Pour la quatrième fois en moins de deux ans, une vingtaine de masques sacrés hopis ont été vendus aux enchères lundi à l'hôtel Drouot à Paris, malgré l'opposition de cette tribu amérindienne qui bataille en justice pour leur restitution.
La tribu des Hopis et l'association de défense des peuples aborigènes Survival International ont renoncé cette fois à contester la vente, préférant engager une procédure judiciaire pour obtenir l?identité des vendeurs et acquéreurs de ces masques, selon leur avocat, Me Pierre Servan-Schreiber.
La vente de 250 lots d'art amérindien, eskimo et précolombien, organisée par la maison Eve, s'est déroulée sans incident, mais le commissaire priseur, Me Alain Leroy, a fait évacuer deux personnes avant le début des enchères, estimant qu'elles perturbaient la vente.
Devant l'hôtel Drouot, trois militants arboraient des pancartes affirmant notamment "Nous ne sommes pas à vendre" ou "Stop au génocide culturel".
Trois représentants d'une autre tribu, les Navajos, dont des masques étaient aussi mis à l'encan, assistaient à la vente. Ils ont pu racheter la totalité de ces pièces, dites Yeibechi, pour des sommes ne dépassant pas les 1.500 euros par lot.
"Nous sommes heureux de rapporter chez nous ces masques sacrés qui vont êtres purifiés par nos chamanes qui décideront quand ils seront utilisés pour nos cérémonies d'hiver", a déclaré à l'AFP Rex Lee Jime, vice-président de la nation navajo, qui compte quelque 200.000 individus répartis en Arizona et dans les Etats du Nouveau-Mexique, d'Utah et du Colorado.
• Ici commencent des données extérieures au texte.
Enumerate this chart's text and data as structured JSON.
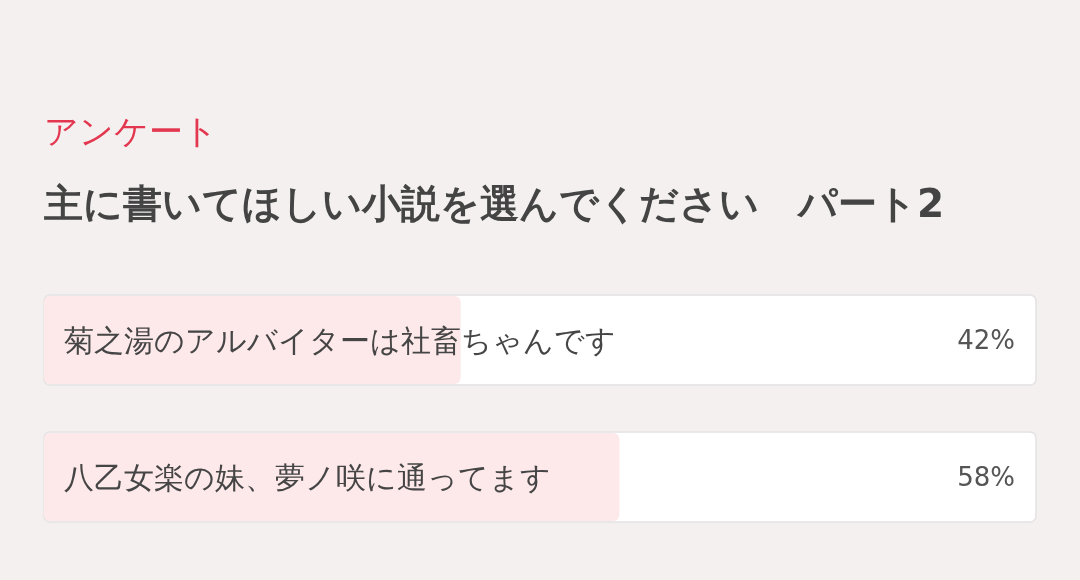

- 'Sans masques, plus de tribu' -
Les masques hopis ont, eux, été rachetés par des acquéreurs anonymes. Un rarissime "heaume à double étage" a été adjugé 87.500 euros avec les frais, l'enchère la plus élevée. Il avait appartenu à Adélaïde Mesnil, fondatrice du musée d'art moderne de Dallas dont l'époux était anthropologue.
Estimé entre 6.000 et 8.000 euros, un autre masque, dont la décoration rappelle la peinture de Mondrian, a été acquis pour 63.125 euros.
C'est la quatrième fois depuis 2013 qu'une vente d'art amérindien de la société Eve est contestée par les Hopis, qui n'ont encore jamais obtenu gain de cause. Comme les fois précédentes, le Conseil des ventes volontaires (CVV), autorité de régulation des enchères, a considéré que cette vente était légale.
L'avocat des Hopis estime que certains masques ont pu être "exportés frauduleusement pour être vendus en France", ce qu'une loi américaine interdit depuis 1990. D'où son action devant la justice pour obtenir l'identité des vendeurs ou des acheteurs.
Une demande rejetée par le commissaire-priseur. "Cela reste du domaine privé", a jugé Me Leroy.
La requête des indiens hopis avait reçu le soutien de l'ambassade américaine à Paris, qui souhaitait voir la vente suspendue. "Les indiens aimeraient savoir où les vendeurs se sont procurés les masques, de manière légale ou pas, et s'il existe un moyen pour les rendre à leurs tribus", a dit Philip Frayne, ministre conseiller aux Affaires culturelles.
La tribu Hopi de l'Arizona compte environ 18.000 membres. Portés par des danseurs lors de cérémonies religieuses généralement interdites aux blancs, ces masques traditionnels sont considérés comme des êtres vivants par les Indiens.
"Le ciment de la société hopie, c'est leur croyance, qui est monothéiste, et la place fondamentale qu'ont ces masques", a assuré Me Pierre Servan-Schreiber. "Sans ces masques, il n'y a plus de tribu. Ils sont consubstantiels à leur peuple."